Cochrane Database Syst Rev. 2020 Nov 4;11:CD013004. doi: 10.1002/14651858.CD013004.pub2.
BACKGROUND: Chronic heart failure is one of the most common medical conditions, affecting more than 23 million people worldwide. Despite established guideline-based, multidrug pharmacotherapy, chronic heart failure is still the cause of frequent hospitalisation, and about 50% die within five years of diagnosis.
OBJECTIVES: To assess the effectiveness and safety of ivabradine in individuals with chronic heart failure.
SEARCH METHODS: We searched CENTRAL, MEDLINE, Embase, and CPCI-S Web of Science in March 2020. We also searched ClinicalTrials.gov and the WHO ICTRP. We checked reference lists of included studies. We did not apply any time or language restrictions.
SELECTION CRITERIA: We included randomised controlled trials in which adult participants diagnosed with chronic heart failure were randomly assigned to receive either ivabradine or placebo/usual care/no treatment. We distinguished between type of heart failure (heart failure with a reduced ejection fraction or heart failure with a preserved ejection fraction) as well as between duration of ivabradine treatment (short term (< 6 months) or long term (≥ 6 months)).
DATA COLLECTION AND ANALYSIS: Two review authors independently assessed trials for inclusion, extracted data, and checked data for accuracy. We calculated risk ratios (RR) using a random-effects model. We completed a comprehensive 'Risk of bias' assessment for all studies. We contacted authors for missing data. Our primary endpoints were: mortality from cardiovascular causes; quality of life; time to first hospitalisation for heart failure during follow-up; and number of days spent in hospital due to heart failure during follow-up. Our secondary endpoints were: rate of serious adverse events; exercise capacity; and economic costs (narrative report). We assessed the certainty of the evidence applying the GRADE methodology.

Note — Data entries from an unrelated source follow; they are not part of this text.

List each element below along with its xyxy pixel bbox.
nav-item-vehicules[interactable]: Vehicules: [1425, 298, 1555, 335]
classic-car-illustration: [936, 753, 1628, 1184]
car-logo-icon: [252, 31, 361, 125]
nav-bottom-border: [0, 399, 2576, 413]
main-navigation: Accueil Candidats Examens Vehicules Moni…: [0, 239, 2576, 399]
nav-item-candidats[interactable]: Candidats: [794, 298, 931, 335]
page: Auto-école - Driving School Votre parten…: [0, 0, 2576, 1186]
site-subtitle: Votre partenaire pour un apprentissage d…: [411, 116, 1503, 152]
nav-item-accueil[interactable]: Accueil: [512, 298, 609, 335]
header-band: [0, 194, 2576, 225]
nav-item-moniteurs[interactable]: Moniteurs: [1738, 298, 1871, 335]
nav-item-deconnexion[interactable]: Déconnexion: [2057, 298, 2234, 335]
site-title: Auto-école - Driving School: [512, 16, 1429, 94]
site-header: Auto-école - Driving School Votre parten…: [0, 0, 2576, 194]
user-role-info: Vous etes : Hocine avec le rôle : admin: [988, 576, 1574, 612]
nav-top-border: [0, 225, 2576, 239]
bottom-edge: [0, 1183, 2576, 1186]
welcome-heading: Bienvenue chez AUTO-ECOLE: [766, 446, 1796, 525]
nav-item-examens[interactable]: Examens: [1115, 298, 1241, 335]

MAIN RESULTS: We included 19 studies (76 reports) involving a total of 19,628 participants (mean age 60.76 years, 69% male). However, few studies contributed data to meta-analyses due to inconsistency in trial design (type of heart failure) and outcome reporting and measurement. In general, risk of bias varied from low to high across the included studies, with insufficient detail provided to inform judgement in several cases. We were able to perform two meta-analyses focusing on participants with heart failure with a reduced ejection fraction (HFrEF) and long-term ivabradine treatment. There was evidence of no difference between ivabradine and placebo/usual care/no treatment for mortality from cardiovascular causes (RR 0.99, 95% confidence interval (CI) 0.88 to 1.11; 3 studies; 17,676 participants; I2 = 33%; moderate-certainty evidence). Furthermore, we found evidence of no difference in rate of serious adverse events amongst HFrEF participants randomised to receive long-term ivabradine compared with those randomised to placebo, usual care, or no treatment (RR 0.96, 95% CI 0.92 to 1.00; 2 studies; 17,399 participants; I2 = 12%; moderate-certainty evidence). We were not able to perform meta-analysis for all other outcomes, and have low confidence in the findings based on the individual studies.
AUTHORS' CONCLUSIONS: We found evidence of no difference in cardiovascular mortality and serious adverse events between long-term treatment with ivabradine and placebo/usual care/no treatment in participants with heart failure with HFrEF. Nevertheless, due to indirectness (male predominance), the certainty of the available evidence is rated as moderate.